Utilizing principal component analysis to enhance machine learning in bankruptcy prediction: A comparative investigation

Xinming Ma

doi:10.54254/2755-2721/68/20241500

1 Introduction

In a globalized economy, accurate prediction of corporate bankruptcy is extremely critical for investors, creditors and policymakers. With the rapid development of data science and machine learning technologies, bankruptcy prediction models have shifted from traditional statistical methods to sophisticated algorithms that can efficiently handle large-scale datasets to improve prediction accuracy. This study aims to investigate the efficiency and accuracy of principal component analysis (PCA) in improving machine learning models for processing Taiwan banking datasets. By comparing the model performance of PCA preprocessed and unprocessed data, this paper will analyze the effectiveness of PCA in reducing model training time and improving prediction accuracy. The research questions focus on whether PCA can significantly improve the operational efficiency and predictive accuracy of models and explore the specific impact of this data preprocessing technique on model performance. The results of this study will not only help validate the practical application of PCA in financial risk management. At the same time, they may also provide valuable insights into using machine learning for broader financial analysis.

2 Literature review

2.1 PCA method introduction

Principal Component Analysis (PCA) is a statistical method for downscaling high-dimensional data to a lower dimensional space by linear transformation while preserving as much variance information as possible in the data. It uses the eigenvalue decomposition of the covariance matrix to extract the principal components so that the new variables after dimensionality reduction are linear combinations of the original variables and that these new variables are uncorrelated [1].

2.2 Logistic Regression introduction

Logistic regression is a statistical model for binary classification problems that predicts the probability of an input sample belonging to a particular category by learning the relationship between input features and output labels. It transforms linear combinations of input features into probabilities using a Sigmoid function and optimizes the model parameters by minimizing a log-loss function [2].

For Sigmoid function, we use this:

\( σ(z)=\frac{1}{1+e^{-z}} \) (1)

2.3 PCA in machine learning

Principal Component Analysis (PCA) in machine learning reduces the complexity of the data by reducing dimensionality, removing noise and redundant information, and thus improving the training efficiency and performance of the model.PCA helps in feature selection, reduces the risk of overfitting, improves data visualization, and enhances the performance of algorithms on high-dimensional data.
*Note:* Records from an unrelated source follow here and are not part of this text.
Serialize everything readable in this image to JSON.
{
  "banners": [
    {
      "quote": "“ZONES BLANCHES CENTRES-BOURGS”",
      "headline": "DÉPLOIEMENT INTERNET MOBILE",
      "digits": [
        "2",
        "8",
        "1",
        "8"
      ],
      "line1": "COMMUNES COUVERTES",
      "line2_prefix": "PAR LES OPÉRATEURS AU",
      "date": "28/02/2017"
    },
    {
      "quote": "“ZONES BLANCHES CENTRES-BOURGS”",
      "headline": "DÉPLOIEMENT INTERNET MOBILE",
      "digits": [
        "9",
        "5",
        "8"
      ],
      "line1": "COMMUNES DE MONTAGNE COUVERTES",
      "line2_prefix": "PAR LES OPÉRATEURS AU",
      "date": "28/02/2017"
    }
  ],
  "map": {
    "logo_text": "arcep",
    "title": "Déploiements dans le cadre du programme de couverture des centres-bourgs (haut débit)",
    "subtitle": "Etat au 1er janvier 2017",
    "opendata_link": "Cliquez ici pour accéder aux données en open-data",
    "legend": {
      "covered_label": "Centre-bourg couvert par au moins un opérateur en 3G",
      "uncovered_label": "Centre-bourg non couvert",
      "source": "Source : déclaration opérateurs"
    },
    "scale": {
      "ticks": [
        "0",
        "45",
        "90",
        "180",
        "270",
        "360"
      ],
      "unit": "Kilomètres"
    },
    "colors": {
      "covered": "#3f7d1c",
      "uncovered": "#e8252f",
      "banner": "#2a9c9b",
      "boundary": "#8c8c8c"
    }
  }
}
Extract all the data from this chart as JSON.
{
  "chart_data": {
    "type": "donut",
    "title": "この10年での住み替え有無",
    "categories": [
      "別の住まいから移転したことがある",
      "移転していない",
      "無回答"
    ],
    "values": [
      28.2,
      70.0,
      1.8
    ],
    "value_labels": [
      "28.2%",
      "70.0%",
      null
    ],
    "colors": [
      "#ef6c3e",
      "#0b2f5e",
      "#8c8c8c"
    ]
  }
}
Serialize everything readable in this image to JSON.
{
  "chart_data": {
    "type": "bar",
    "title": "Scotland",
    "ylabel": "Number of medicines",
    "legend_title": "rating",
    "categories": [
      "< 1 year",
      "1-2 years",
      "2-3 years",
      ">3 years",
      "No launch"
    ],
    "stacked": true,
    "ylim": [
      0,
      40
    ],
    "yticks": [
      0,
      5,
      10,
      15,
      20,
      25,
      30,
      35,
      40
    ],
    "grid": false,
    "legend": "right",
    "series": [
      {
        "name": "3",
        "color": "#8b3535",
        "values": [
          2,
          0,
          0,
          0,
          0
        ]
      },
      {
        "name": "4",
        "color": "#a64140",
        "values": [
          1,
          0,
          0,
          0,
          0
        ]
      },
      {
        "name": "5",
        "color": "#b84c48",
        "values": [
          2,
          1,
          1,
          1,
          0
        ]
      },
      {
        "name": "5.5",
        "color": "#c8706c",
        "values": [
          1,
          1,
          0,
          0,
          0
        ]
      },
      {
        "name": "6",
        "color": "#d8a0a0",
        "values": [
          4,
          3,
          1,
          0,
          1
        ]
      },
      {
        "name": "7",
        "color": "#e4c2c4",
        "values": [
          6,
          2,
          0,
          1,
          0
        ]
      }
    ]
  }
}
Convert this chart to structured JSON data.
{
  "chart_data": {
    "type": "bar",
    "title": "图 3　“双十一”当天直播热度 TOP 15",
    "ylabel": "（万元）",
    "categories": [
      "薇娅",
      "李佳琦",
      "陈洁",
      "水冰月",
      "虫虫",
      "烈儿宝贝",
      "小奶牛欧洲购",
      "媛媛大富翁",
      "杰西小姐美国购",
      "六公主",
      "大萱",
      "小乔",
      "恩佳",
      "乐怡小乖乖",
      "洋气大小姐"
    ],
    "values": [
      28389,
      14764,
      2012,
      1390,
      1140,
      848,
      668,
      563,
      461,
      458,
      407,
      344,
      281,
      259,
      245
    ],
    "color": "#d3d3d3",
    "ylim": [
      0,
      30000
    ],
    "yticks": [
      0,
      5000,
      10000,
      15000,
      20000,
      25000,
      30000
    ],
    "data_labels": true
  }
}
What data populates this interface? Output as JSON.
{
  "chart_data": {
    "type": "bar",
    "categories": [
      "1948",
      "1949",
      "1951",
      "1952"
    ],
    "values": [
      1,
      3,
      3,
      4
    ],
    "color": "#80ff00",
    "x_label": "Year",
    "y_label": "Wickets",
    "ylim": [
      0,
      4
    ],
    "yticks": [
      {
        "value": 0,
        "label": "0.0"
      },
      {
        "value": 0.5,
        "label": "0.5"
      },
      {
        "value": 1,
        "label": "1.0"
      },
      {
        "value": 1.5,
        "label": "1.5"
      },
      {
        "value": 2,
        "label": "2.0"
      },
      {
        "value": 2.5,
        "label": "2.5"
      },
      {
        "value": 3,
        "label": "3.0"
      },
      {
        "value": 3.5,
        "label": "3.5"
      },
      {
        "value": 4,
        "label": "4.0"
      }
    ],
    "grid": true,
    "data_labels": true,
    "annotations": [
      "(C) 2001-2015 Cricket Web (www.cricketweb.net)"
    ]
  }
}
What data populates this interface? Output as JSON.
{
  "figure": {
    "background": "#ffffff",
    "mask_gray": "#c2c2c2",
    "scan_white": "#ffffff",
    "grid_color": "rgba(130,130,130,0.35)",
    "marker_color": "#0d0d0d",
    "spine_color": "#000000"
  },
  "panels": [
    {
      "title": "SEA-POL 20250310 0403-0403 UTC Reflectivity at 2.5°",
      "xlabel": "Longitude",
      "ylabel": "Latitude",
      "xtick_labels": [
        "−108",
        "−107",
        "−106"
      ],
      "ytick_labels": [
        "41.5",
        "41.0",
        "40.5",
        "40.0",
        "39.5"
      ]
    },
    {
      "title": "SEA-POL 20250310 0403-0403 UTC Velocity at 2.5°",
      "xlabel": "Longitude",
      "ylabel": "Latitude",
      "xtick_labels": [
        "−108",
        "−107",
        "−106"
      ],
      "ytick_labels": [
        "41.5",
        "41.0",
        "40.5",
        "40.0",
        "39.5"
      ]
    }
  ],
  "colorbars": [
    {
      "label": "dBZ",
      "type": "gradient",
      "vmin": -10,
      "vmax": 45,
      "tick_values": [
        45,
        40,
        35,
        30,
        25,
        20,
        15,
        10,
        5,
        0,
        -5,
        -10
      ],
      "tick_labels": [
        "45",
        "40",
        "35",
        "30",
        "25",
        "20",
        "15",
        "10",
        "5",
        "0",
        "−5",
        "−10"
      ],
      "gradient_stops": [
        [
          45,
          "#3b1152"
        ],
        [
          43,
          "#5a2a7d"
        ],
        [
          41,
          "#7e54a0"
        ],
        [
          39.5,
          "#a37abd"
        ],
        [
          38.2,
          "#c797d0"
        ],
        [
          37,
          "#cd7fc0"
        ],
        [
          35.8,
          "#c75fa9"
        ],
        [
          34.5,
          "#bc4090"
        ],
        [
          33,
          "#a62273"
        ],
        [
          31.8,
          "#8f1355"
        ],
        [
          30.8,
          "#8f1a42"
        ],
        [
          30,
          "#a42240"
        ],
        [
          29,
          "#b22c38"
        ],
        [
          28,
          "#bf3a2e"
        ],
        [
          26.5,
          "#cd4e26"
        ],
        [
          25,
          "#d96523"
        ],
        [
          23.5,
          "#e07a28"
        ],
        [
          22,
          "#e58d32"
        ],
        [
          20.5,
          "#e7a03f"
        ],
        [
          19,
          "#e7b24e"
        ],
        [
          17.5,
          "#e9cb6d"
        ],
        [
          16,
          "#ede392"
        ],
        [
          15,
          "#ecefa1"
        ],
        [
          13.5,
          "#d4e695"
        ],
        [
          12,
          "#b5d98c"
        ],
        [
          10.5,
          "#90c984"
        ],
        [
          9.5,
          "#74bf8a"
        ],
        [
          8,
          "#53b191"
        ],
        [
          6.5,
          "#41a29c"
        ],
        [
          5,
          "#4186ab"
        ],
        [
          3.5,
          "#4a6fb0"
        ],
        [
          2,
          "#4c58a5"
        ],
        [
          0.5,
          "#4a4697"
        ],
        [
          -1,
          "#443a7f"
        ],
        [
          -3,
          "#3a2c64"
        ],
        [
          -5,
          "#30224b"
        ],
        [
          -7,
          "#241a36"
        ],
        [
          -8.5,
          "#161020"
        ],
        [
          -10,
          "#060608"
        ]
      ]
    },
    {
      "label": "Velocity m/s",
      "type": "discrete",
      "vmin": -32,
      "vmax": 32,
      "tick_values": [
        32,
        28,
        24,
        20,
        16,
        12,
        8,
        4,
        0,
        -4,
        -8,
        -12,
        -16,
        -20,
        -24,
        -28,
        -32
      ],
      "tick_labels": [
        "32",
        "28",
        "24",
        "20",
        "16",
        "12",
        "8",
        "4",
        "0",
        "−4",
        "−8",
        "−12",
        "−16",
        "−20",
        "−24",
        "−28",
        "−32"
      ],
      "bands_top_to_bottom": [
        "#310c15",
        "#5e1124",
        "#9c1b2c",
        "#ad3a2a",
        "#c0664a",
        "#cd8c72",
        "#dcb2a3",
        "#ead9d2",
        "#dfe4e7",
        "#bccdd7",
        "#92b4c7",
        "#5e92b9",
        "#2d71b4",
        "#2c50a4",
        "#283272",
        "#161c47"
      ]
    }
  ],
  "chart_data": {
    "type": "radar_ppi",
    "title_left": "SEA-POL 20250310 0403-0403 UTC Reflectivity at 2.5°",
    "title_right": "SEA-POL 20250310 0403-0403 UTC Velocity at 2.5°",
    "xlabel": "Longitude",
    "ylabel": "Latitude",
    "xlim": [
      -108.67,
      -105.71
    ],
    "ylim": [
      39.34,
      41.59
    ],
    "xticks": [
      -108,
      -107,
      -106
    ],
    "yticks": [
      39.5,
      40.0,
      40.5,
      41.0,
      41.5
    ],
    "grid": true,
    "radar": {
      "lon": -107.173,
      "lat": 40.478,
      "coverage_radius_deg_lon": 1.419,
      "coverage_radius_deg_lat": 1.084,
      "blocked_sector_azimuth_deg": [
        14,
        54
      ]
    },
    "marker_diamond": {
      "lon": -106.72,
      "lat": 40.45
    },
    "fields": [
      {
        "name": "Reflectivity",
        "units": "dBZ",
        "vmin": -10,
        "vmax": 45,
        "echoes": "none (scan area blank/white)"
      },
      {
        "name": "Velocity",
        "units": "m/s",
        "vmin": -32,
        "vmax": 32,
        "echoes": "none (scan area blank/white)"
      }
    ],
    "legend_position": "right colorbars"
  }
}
Its core steps include data centering, calculation of covariance matrix, eigenvalue decomposition and data projection into principal component space [3].

2.4 A comparative study of model efficiency and accuracy

For this research, we use the F1 score to analysis the efficiency and accuracy of the model.

F1 Score is a metric that combines Precision and Recall to evaluate the performance of a classification model, balancing the accuracy and coverage of the model by their reconciled averages, and is particularly suitable for datasets with imbalanced categories, ensuring that the model's ability to recognize a small number of classes is not overlooked [4]. The formula is below

\( F1=2×\frac{Precision×Recall}{Precision+ Recall} \) (2)

3 Characterization and processing of data

3.1 data description

The Taiwan Bankruptcy Prediction dataset in the UCI Machine Learning Repository contains financial data used to predict the bankruptcy status of Taiwanese companies. It consists of a feature matrix X containing various financial indicators and ratios and a target vector y indicating the bankruptcy outcome.

3.2 Data preprocessing

3.2.1 Data loading and initial exploration. First, the Taiwan company bankruptcy prediction dataset is loaded from the UCI machine learning library using the fetch_ucirepo function. The loaded dataset is divided into a feature matrix X and a target vector y. Next, the shape of the dataset is examined to understand its dimensions, including samples and the number of features.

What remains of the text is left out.